Lucas Maier, Staff Writer

As distanced as some of our holidays have become from their original meanings, Thanksgiving is one of the few that has stayed true to its source, and it’s important to not forget the values at its core.

Since its inception, Thanksgiving has revolved around gathering together with family and friends and being thankful for those close to us. Though some things have changed, (for instance, the original food eaten by settlers was pork, not turkey) for the most part, things have stayed true to the original ideals, which is camaraderie and thanksgiving. And that’s important.

Many holidays have been changed, shifting from religious to often being defined by traits not included in the original holiday. For instance, the Christmas tree was originally a part of the pagan winter solstice, which took place on December 21st, and wasn’t a part of Christmas at all. And let’s be honest; painting and hiding eggs around your yard has, sorry, absolutely nothing to do with Easter.

Many civic holidays are seen, especially by students, as nothing but a quick reprieve from the flood of schoolwork and stress, a chance to catch one’s breath before being swept back into the maelstrom.

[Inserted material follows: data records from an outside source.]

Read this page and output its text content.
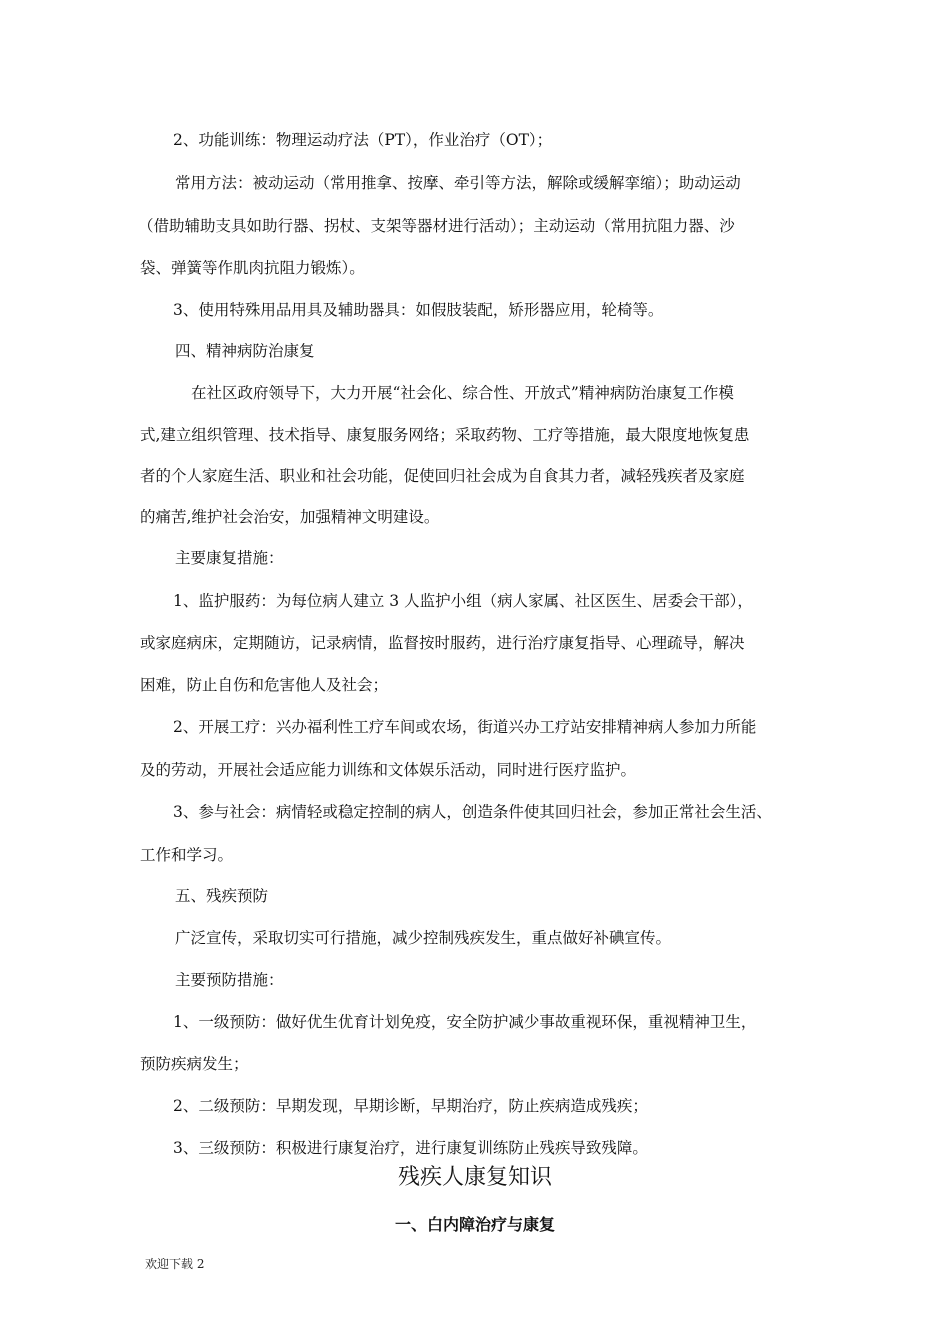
2、功能训练：物理运动疗法（PT），作业治疗（OT）；
常用方法：被动运动（常用推拿、按摩、牵引等方法，解除或缓解挛缩）；助动运动
（借助辅助支具如助行器、拐杖、支架等器材进行活动）；主动运动（常用抗阻力器、沙
袋、弹簧等作肌肉抗阻力锻炼）。
3、使用特殊用品用具及辅助器具：如假肢装配，矫形器应用，轮椅等。
四、精神病防治康复
在社区政府领导下，大力开展“社会化、综合性、开放式”精神病防治康复工作模
式,建立组织管理、技术指导、康复服务网络；采取药物、工疗等措施，最大限度地恢复患
者的个人家庭生活、职业和社会功能，促使回归社会成为自食其力者，减轻残疾者及家庭
的痛苦,维护社会治安，加强精神文明建设。
主要康复措施：
1、监护服药：为每位病人建立 3 人监护小组（病人家属、社区医生、居委会干部），
或家庭病床，定期随访，记录病情，监督按时服药，进行治疗康复指导、心理疏导，解决
困难，防止自伤和危害他人及社会；
2、开展工疗：兴办福利性工疗车间或农场，街道兴办工疗站安排精神病人参加力所能
及的劳动，开展社会适应能力训练和文体娱乐活动，同时进行医疗监护。
3、参与社会：病情轻或稳定控制的病人，创造条件使其回归社会，参加正常社会生活、
工作和学习。
五、残疾预防
广泛宣传，采取切实可行措施，减少控制残疾发生，重点做好补碘宣传。
主要预防措施：
1、一级预防：做好优生优育计划免疫，安全防护减少事故重视环保，重视精神卫生，
预防疾病发生；
2、二级预防：早期发现，早期诊断，早期治疗，防止疾病造成残疾；
3、三级预防：积极进行康复治疗，进行康复训练防止残疾导致残障。
残疾人康复知识
一、白内障治疗与康复
欢迎下载 2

But the values of Thanksgiving are harder to gloss over. The whole point of the holiday has largely remained unchanged, and are so focused around family that it’s tough to treat it like any other holiday. And that’s good; even – no, especially – in the tumultuous lives of teenagers, it’s important to remember to be thankful for those close to us, and all that they do for us.

So in the coming weeks, don’t treat Thanksgiving as any other holiday; make an effort to thank and be thankful for your family and close friends. You never know when it could be your last chance to do it.